This note was originally published July 09, 2013 at 15:07 in Macro
We’ll introduce our detailed view on #RatesRising and the cross-asset class implications of the reversal in the 30Y bull cycle in bonds on our 3Q13 Macro Themes call next Tuesday July 15th.
As a visual preview and for some historical context, the sector study below shows the average, relative Q/Q sector performance during periods in which the factor combination of: Rising 10Y Yields, Expanding Yield Spread, and $USD appreciation all prevailed. At n=7, the sample population isn’t overly large but we’d still view the output as instructive.
General underperformance in defensives and outperformance in cyclicals isn’t particularly surprising.
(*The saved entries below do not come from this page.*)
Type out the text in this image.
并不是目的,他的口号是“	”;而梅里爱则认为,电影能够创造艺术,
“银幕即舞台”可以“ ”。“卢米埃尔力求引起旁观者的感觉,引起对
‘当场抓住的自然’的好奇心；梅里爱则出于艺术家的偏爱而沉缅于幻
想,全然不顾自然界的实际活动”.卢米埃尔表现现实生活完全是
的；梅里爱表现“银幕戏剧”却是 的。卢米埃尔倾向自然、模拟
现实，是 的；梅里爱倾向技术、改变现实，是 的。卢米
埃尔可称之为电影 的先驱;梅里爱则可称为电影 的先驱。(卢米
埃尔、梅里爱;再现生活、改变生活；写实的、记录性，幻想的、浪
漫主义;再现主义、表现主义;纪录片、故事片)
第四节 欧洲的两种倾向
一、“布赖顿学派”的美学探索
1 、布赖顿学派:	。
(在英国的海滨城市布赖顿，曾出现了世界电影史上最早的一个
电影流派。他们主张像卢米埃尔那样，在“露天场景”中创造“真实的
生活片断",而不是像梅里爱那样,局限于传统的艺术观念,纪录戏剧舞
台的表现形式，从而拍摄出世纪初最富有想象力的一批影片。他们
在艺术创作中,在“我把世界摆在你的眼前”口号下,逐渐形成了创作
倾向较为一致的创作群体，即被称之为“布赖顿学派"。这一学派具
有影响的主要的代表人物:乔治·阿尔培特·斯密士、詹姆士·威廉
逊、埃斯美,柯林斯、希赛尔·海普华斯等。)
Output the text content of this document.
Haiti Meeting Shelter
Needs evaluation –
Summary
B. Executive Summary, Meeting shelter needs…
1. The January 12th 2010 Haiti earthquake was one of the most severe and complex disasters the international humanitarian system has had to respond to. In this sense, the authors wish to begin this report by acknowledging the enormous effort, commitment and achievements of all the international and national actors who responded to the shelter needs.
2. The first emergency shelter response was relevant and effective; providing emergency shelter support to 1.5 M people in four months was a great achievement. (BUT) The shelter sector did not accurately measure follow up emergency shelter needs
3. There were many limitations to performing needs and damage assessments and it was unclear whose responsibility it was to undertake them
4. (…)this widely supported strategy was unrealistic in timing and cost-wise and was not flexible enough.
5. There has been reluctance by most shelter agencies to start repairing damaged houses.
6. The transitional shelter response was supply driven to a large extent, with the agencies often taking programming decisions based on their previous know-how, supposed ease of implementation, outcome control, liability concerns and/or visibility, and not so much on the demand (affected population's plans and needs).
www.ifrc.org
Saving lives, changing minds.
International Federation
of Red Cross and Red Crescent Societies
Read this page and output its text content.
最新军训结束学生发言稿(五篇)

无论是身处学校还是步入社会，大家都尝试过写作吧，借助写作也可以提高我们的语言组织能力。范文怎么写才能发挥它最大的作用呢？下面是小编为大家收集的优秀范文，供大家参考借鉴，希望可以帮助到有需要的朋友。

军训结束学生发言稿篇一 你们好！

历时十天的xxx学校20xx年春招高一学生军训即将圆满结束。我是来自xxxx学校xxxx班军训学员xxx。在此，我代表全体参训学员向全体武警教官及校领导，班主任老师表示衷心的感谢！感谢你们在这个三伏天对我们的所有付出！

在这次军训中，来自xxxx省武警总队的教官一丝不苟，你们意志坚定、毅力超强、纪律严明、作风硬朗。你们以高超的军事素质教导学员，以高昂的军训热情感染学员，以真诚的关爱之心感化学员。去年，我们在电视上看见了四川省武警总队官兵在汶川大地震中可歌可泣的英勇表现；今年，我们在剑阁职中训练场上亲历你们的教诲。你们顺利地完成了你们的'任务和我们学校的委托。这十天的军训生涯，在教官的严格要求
Additionally, we’d note that given the policy catalyzed, positive relative performance in yield chase assets, the downside for sectors such as Utilities and Staples is likely larger than historical precedent would suggest.
Further, in the context of our #StrongDollar and Bearish China/Emerging Markets view, the relative performance risk for Materials and select Energy & Industrials is likely to the downside vs the historical mean.
In short, alongside continued TREND improvement in domestic Labor Market, Housing, Confidence and Credit metrics, we’re viewing the back-up in Treasury rates and expansion in the yield spread as a pro-growth signals.
In terms of positioning, the 1H13 playbook remains largely in-tact with Consumer Discretionary and Financials the best way to find positive $USD and domestic consumption leverage at the sector level. While equities are immediate-term overbought here (see today’s note: Overbought: SP500 Levels, Refreshed) we continue to like the absolute and relative growth setup for the U.S. and pro-growth oriented asset exposures.